What can we build that’s going to look great, be easy to use and able to be scaled quickly?

For the broadcast, the Emmy nominees were livestreamed from their homes or private locations during the announcements of winners. C Mount was tasked with hooking up the 26 nominees located in the LA area. Each nominee was sent a kit, made up of a Blackmagic Pocket Cinema Camera 6K and an ATEM Mini Pro switcher. The rig also featured a ring light and a talent-facing monitor that allowed the nominee to see their own camera feed as well as the show.

C Mount worked quickly, building the kits in a week, and then mailing them to the homes of the talent over the course of several days.

“We wanted something small, compact and easy to use, but it still had to have a big sensor – it had to make the talent look great,” says Liquori. “We started testing immediately and came down to the Blackmagic Pocket Cinema Camera 6K. It allowed us to have a small footprint with a cinematic image. The ATEM Mini Pro gave us full remote RCP control. We were able to remote into their computer to set up their conferencing software and dive right into all the camera control settings, including focus and aperture.

“The main goal was to let the talent relax and just enjoy and interact with the broadcast that they were part of, rather than having to interface with anything out of their comfort zone. And since then, we’ve had some calls from celebrities saying, ‘I really liked that kit. Can I rent it? Can I buy it?’ So I feel like they were happy with how they looked and felt.”

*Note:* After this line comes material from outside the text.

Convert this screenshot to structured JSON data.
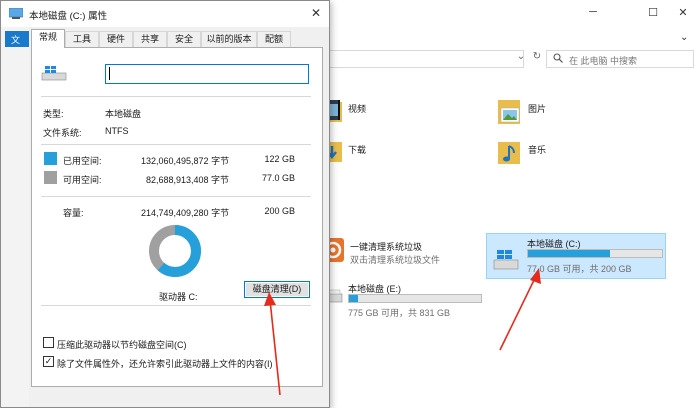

The team, located at C Mount’s headquarters in Glendale, monitored each of the individual remote cameras. In turn, they could communicate directly with technicians in the main control room at the Staples Center, in downtown LA. A Unity PL intercom system allowed C Mount to update them on the condition of each camera feed and make recommendations where it was necessary.

“It was just like a traditional remote broadcast but it just happened to be done over the internet, with nobody in the same room – directors, producers and technicians were all separated safely, but could still do their job to a high level.”

Liquori believes this kind of remote work will continue, and not just for compliance with social distancing measures.

“We realise for intimate talent scenes, we don’t need 25 people in the room. We can have the focus puller outside,” explains Liquori. “Not every writer and producer needs to be on set. We’ve been setting up a lot of remote video villages.

We can even send things to people’s devices – so they don’t crowd the director – and also upload to the internet, where co-workers can access them via Zoom or perhaps a streaming platform. These various components have been around for years, but now they’re being used and combined in ways we didn’t need to think about before.”

This article first featured in the Winter 2020/21 issue of FEED magazine.